House debates
Wednesday, 10 May 2017
Constituency Statements
Budget
10:12 am
Adam Bandt (Melbourne, Australian Greens) Share this | Link to this | Hansard source
The only thing that young people in Melbourne and indeed right around the country have got from this Liberal budget is the middle finger. If you are under 35 in this country, this government has helped to sell you out yet again and continues prosecuting its war on the young. The biggest single area of cuts in this budget is from students and universities. Students are being asked to pay more, to go into further debt and to pay it back earlier, and the universities that are giving them their education will have less money because their budgets have been cut as well. Unemployment is forecast to go up. For all the talk of jobs and growth, the government did not tell you that hidden in the budget papers are forecasts that unemployment is going to keep going up, more than expected, and it is going to hit young people the hardest.

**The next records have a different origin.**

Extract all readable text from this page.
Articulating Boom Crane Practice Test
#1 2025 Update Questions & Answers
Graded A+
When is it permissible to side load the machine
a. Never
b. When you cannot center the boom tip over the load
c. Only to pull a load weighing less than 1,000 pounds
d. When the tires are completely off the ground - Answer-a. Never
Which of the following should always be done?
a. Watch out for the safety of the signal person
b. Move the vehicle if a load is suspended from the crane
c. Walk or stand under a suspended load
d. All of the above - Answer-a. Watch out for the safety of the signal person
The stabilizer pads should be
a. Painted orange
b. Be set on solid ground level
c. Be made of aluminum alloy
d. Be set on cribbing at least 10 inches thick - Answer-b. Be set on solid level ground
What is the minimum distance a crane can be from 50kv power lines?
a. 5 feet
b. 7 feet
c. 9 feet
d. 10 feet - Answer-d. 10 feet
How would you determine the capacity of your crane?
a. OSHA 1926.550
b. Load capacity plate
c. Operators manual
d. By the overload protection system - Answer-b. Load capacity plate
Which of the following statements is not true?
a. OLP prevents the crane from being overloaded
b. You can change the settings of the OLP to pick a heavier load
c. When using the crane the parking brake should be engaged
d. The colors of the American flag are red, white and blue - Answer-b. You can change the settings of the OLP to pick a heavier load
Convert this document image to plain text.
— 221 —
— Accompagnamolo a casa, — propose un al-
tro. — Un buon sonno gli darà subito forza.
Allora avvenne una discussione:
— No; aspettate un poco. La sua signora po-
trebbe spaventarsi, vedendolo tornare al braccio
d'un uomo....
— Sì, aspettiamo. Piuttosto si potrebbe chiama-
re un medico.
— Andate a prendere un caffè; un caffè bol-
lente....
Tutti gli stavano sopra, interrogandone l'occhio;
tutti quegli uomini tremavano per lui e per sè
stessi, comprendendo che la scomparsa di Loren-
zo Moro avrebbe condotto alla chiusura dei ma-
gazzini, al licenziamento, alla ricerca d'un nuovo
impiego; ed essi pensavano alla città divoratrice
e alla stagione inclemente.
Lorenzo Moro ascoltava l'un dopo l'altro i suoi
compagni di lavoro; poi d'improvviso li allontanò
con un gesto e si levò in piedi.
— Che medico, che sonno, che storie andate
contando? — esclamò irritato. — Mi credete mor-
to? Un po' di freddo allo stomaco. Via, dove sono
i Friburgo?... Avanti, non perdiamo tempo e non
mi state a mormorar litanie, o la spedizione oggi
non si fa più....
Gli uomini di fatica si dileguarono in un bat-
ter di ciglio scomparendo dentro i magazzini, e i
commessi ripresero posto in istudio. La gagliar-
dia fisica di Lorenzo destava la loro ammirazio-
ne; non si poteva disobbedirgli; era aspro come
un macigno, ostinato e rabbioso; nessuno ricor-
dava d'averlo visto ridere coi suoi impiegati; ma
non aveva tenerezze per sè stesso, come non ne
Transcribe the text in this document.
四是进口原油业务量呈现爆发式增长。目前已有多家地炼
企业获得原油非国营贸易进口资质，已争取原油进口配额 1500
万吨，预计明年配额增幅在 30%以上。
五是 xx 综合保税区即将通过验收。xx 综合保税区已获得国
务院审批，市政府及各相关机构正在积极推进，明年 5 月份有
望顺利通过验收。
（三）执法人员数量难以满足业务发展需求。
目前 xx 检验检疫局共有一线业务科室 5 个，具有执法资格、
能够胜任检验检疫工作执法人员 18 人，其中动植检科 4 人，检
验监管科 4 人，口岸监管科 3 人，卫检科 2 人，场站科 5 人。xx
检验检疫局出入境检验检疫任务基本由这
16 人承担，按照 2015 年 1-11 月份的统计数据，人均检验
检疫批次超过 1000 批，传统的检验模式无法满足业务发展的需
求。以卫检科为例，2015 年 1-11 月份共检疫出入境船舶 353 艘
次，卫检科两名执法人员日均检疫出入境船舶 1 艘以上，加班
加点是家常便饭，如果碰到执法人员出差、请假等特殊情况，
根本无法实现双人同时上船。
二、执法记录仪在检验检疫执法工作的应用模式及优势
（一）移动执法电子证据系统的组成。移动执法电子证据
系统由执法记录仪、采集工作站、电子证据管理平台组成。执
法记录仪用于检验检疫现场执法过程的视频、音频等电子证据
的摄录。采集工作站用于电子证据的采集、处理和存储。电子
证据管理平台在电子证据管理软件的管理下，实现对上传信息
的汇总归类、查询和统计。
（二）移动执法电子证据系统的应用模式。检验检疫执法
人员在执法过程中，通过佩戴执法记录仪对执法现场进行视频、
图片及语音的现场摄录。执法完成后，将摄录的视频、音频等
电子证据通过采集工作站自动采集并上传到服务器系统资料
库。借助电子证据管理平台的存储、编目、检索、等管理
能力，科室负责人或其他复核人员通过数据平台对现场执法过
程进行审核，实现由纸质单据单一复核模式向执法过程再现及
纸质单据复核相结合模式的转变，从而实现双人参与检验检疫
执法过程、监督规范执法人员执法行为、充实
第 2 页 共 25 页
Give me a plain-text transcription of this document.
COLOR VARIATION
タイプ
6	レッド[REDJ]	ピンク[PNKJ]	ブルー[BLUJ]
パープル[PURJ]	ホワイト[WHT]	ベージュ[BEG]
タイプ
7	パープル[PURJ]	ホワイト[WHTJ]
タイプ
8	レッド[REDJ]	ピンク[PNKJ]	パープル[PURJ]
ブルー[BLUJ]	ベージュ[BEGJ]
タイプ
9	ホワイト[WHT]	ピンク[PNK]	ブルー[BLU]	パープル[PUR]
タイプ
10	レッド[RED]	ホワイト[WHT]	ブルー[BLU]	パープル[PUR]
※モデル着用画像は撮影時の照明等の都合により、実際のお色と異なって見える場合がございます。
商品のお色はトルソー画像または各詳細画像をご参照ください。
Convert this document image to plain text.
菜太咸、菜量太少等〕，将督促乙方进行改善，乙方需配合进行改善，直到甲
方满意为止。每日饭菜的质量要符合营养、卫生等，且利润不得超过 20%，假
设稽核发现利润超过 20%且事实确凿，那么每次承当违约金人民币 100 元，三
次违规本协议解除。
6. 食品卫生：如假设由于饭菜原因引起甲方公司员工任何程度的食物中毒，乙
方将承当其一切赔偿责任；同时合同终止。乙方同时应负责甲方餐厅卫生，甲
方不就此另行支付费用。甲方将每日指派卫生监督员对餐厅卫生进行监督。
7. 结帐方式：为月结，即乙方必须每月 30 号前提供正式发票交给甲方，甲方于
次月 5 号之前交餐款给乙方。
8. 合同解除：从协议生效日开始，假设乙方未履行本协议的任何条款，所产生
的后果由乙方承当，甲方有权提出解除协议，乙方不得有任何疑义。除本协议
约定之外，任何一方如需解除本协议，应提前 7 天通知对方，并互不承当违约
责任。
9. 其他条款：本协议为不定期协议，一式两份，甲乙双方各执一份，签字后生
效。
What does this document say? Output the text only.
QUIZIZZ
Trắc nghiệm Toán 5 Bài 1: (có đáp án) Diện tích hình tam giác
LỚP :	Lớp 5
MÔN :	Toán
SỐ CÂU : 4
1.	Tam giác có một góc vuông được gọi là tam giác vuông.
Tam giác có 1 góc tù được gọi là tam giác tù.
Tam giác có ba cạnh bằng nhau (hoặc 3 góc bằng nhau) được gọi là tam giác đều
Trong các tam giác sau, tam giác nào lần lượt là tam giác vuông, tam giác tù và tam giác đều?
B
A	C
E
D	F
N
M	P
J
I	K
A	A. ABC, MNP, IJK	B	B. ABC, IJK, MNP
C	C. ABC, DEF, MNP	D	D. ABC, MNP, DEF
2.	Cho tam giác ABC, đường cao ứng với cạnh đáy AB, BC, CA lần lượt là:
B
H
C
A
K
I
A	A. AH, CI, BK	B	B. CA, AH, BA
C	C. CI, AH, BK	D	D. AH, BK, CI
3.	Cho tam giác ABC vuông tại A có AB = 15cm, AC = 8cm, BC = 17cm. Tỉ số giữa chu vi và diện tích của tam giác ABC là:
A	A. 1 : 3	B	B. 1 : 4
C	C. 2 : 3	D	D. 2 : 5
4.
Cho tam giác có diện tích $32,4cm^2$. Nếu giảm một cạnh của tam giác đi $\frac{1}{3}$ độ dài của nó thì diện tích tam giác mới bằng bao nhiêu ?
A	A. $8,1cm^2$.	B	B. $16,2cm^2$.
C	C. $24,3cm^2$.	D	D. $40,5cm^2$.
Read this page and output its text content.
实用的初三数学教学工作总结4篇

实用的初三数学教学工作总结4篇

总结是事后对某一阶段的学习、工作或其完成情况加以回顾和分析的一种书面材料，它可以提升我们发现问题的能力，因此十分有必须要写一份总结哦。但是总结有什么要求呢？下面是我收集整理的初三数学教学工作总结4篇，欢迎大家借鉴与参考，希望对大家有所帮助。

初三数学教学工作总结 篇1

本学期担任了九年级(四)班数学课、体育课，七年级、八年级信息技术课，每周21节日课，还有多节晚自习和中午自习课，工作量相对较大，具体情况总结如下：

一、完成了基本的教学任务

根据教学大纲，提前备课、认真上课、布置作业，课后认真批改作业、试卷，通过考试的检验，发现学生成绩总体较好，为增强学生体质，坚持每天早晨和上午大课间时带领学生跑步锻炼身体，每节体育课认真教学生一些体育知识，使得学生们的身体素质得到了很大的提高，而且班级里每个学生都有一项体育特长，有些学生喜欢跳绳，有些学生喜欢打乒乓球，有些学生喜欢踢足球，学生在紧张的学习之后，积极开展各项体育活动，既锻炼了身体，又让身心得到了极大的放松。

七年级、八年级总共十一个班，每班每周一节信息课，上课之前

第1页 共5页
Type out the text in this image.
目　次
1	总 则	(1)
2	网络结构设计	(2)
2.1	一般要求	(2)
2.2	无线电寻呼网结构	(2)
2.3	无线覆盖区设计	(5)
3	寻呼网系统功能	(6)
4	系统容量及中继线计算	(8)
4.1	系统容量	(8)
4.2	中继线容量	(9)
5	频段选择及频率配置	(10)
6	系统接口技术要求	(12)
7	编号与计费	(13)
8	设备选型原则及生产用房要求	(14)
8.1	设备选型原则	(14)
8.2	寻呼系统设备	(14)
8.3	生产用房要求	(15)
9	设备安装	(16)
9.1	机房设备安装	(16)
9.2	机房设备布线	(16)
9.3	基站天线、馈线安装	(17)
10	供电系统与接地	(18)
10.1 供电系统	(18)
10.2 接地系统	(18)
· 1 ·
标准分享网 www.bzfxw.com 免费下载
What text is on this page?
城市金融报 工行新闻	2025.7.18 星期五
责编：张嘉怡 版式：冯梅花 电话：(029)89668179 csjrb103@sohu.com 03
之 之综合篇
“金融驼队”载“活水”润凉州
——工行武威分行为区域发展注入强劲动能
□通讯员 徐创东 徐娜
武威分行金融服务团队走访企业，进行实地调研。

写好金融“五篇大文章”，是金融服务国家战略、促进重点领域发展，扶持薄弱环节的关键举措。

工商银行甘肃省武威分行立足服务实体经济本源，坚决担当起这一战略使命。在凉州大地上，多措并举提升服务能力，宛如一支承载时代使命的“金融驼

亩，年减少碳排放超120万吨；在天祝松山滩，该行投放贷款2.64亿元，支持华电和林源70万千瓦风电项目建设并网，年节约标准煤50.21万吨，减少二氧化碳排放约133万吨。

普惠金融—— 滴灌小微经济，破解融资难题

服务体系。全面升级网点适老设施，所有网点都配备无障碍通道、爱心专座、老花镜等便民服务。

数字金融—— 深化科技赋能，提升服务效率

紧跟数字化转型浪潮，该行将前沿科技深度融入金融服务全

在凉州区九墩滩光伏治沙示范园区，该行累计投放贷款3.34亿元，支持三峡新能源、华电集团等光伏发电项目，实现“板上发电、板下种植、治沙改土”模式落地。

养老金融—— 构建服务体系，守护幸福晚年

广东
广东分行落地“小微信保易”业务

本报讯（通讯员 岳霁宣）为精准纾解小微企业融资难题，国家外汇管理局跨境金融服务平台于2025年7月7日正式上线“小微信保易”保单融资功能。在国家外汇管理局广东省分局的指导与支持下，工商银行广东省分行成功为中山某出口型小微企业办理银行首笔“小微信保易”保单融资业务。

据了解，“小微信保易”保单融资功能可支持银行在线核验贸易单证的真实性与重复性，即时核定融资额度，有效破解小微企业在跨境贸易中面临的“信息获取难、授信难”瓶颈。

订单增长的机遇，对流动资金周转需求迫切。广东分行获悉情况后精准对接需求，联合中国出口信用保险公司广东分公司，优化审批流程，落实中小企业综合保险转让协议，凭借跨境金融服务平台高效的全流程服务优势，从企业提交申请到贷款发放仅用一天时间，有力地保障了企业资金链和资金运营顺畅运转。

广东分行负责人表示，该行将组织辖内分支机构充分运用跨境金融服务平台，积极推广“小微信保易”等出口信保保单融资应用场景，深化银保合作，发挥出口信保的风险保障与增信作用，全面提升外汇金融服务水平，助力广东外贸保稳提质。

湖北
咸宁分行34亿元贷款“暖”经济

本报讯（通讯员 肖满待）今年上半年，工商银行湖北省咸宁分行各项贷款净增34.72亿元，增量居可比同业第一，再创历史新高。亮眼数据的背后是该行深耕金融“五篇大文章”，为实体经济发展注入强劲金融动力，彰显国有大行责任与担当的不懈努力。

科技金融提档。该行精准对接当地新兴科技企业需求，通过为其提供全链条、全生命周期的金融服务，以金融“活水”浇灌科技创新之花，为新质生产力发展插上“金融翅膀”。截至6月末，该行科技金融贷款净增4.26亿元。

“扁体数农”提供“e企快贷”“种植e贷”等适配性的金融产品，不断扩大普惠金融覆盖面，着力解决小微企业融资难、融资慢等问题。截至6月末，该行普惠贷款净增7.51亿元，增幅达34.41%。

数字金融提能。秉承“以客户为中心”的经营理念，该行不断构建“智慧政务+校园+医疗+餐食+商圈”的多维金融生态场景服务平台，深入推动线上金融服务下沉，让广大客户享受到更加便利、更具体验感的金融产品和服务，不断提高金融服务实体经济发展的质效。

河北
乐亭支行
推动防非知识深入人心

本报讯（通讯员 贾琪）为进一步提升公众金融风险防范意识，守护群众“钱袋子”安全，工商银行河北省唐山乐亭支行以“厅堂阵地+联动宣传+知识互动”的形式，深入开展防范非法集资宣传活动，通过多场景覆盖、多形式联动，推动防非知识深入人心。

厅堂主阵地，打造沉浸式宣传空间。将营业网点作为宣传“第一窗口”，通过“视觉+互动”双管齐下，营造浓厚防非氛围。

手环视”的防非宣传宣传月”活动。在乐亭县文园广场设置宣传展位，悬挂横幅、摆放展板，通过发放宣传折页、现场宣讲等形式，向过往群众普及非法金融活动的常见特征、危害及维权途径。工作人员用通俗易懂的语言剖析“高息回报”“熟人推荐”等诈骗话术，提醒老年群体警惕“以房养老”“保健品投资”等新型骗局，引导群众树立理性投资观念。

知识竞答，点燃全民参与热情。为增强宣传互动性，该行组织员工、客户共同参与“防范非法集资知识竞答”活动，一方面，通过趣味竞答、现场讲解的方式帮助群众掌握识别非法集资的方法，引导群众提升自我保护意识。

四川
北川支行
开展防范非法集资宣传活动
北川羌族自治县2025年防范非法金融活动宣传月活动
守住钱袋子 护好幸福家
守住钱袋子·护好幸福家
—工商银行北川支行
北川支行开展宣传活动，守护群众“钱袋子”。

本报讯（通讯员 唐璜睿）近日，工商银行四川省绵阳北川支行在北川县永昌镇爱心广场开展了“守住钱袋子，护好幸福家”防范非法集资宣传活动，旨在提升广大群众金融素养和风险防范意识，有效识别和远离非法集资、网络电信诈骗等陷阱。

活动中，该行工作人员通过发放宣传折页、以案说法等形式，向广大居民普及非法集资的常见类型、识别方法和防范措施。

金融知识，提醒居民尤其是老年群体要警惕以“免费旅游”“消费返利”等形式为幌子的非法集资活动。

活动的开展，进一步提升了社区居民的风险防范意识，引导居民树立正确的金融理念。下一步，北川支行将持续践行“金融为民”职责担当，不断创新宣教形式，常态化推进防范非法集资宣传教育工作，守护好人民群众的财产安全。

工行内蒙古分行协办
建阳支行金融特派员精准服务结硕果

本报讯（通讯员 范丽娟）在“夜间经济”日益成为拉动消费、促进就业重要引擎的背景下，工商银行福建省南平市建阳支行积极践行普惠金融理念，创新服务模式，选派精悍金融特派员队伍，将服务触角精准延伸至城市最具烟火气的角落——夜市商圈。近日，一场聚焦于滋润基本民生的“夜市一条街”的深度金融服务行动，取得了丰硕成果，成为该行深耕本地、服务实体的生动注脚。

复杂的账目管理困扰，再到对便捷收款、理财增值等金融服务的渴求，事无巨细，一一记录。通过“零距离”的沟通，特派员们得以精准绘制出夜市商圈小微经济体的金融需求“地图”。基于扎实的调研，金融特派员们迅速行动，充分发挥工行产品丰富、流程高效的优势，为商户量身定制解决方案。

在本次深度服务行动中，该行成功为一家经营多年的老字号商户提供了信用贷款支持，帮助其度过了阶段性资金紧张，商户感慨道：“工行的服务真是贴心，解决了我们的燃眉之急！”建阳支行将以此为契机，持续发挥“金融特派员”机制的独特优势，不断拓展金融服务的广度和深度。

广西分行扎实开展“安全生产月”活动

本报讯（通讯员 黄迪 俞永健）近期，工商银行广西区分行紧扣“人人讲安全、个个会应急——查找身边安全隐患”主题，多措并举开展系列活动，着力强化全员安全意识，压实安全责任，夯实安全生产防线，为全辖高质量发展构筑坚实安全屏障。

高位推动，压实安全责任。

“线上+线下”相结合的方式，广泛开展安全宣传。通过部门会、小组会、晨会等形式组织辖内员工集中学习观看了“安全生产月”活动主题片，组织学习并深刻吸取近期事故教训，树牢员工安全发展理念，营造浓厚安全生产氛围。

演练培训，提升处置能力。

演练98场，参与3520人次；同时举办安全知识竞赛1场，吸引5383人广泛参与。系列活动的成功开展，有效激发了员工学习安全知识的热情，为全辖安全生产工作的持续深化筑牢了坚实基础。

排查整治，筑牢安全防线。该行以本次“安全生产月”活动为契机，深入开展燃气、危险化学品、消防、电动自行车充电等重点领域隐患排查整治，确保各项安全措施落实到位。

And if you are trying to put a roof over your head, the government has squibbed it on housing affordability, pretending that it is not a problem, and has refused to tackle the billions of dollars in taxpayers' money every year that is going not to help people buy their first home but to help people who already have a home to get their second, third or fourth homes through subsidies for negative gearing and capital gains tax. So students and universities are paying billions so that property investors who have three, four, five or six homes can keep getting a subsidy from this government.
And what do the government do? They turn around and blame young people for not getting jobs that are not even there. On one hand the government say, 'Unemployment's going to go up and jobs aren't going to be there for you and we've got nothing there to give you a job if you're a young person.' But, on the other hand, they say, 'We're going to blame you for it by kicking you off your welfare.' The government say that the very, very meagre amount that you get if you are unemployed in this country—thanks, in part, to some of the government's decisions—is now at risk because the government say they are going to start randomly drug testing people. If you, the government, actually believe it, then start with your own. When the government front up and say they are prepared to breathalyse every MP or minister before they come in for a speech or a vote then the Australian public might take them seriously. To turn around and say to poor people, 'We are now going to infringe your rights by subjecting you to a random drug test, just because you happen to have the misfortune of not having a job,' when unemployment, on the government's own terms, is forecast to rise, is reprehensible. People will understand that you—the Turnbull government—are not addressing the real problems of youth unemployment and instead are trying to blame the people who cannot find jobs. Those jobs simply are not there. The government have been mugged by reality and have pinched the Greens proposal for putting a levy on the big banks, but they should put that money into education and making housing more affordable, instead of lining the pockets of property investors and donors to the Liberal Party.